Saturday, September 4, 2010

A Modern Tragedy of the Commons: Gold Dredging on the Rogue River

In a post a couple of days ago I was discussing how cultural attitudes towards homeownership shape the supposedly universal principles of the free market.  Here's another instance.

In this case, it's about the area of land ownership that has historically been the most difficult to assign property rights to, use of rivers.  After several dams on the Rogue River were taken down, it seems largely for environmental reasons, a rush (if 1000 permits warrants the term) of dredgers flocked to the river to search the accumulated silt and gravel for gold.  This has proven to be a disturbance to local property owners that use the river and to people wishing to use the river for forms of recreation beside dredging (while I don't know for sure, this doesn't sound like an extraordinarily lucrative opportunity to me).
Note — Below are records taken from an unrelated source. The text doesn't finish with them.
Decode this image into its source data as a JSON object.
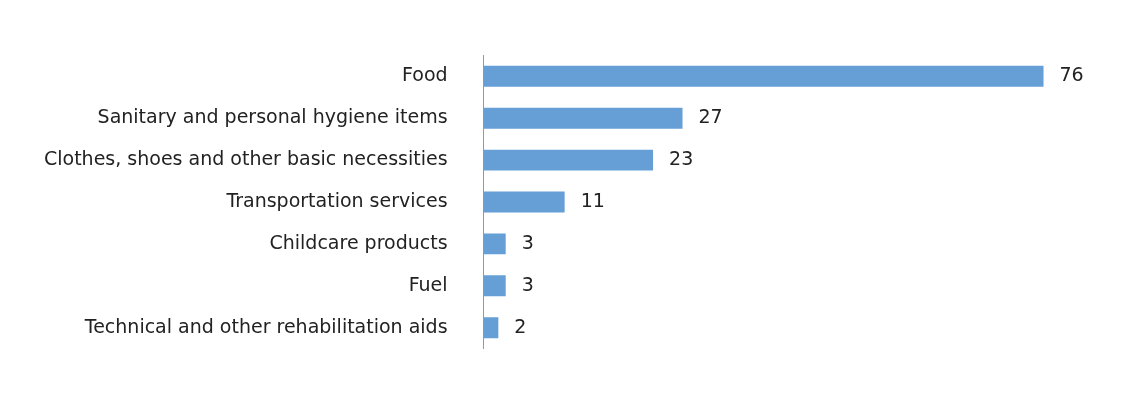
{
  "chart_data": {
    "type": "bar",
    "orientation": "horizontal",
    "categories": [
      "Food",
      "Sanitary and personal hygiene items",
      "Clothes, shoes and other basic necessities",
      "Transportation services",
      "Childcare products",
      "Fuel",
      "Technical and other rehabilitation aids"
    ],
    "values": [
      76,
      27,
      23,
      11,
      3,
      3,
      2
    ],
    "color": "#659fd6",
    "data_labels": true
  }
}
As river issues go, this one isn't very complex.  It's a simple tragedy of the commons ameliorated through government intervention limiting dredging and subject to further legislation by the state.  However, unlike many other uses for public land, this particular use has comparatively large externalities that are being imposed on others.  I don't know enough about the subject to come down on one side or the other of this particular dispute but I did think it was a great example of how very basic conceptions of property right, in this case that rivers are effectively non-excludable due to downstream impacts so must be publicly managed rather than privatized, lead to unpredictable impacts in other areas. 

If we did have a conception of property right that gave sole control over rivers to those owning adjacent land (or alternately allowed rivers to be bought and sold independently of the land on either side, though I'm not aware of any society that has done this) the property owners would have control over whether or not someone dredged.  Of course, since dredging effluent would then still flow downstream and have effects on the wildlife that removing the dams was supposed to help this wouldn't make the problem any more solvable. 
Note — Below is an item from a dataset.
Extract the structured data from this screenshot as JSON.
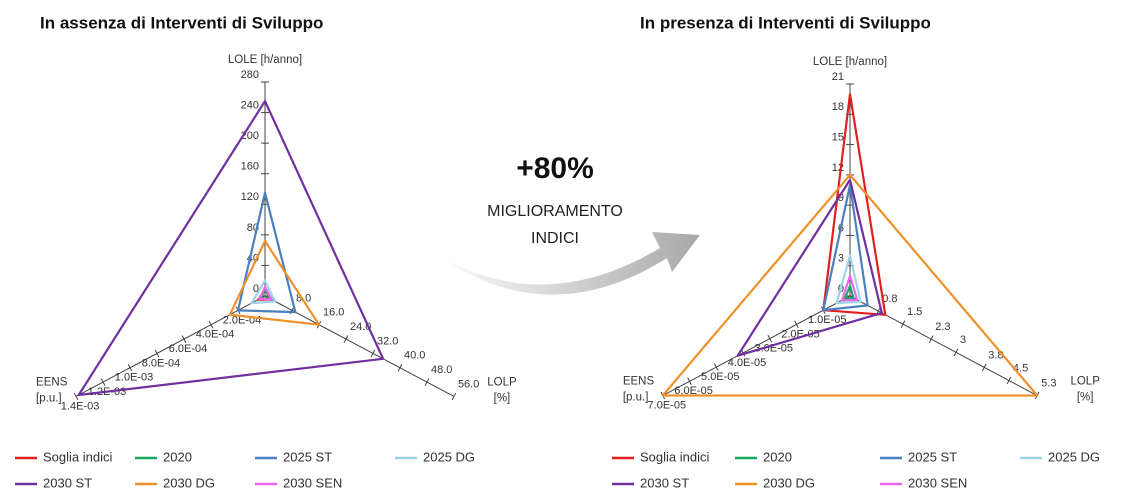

In any case, you still have a free market no matter how your conception of property rights applies to rivers but the free market will behave very differently in its impacts on individual decision making depending on which specific institutional form of property rights applies to your society.  Which is an example of why it is a fundamentally flawed approach to seek to explain economics or society through a focus on individual action, individual action is only comprehensible against a background of socially constitutive norms and these norms are derived not from individual but from social action.  This is why libertarianism makes absolutely no sense to me, social norms and forces must be understood prior to understanding individual action and from everything I've read, libertarianism, and authors such as Hayek, seek to reverse this direction of understanding society.

1 comment:

  1. A little off topic, but a century and a half ago, the Rogue River was known as a popular place to hold tent revivals, leading Ambrose Bierce to write that the valley was living up to its name.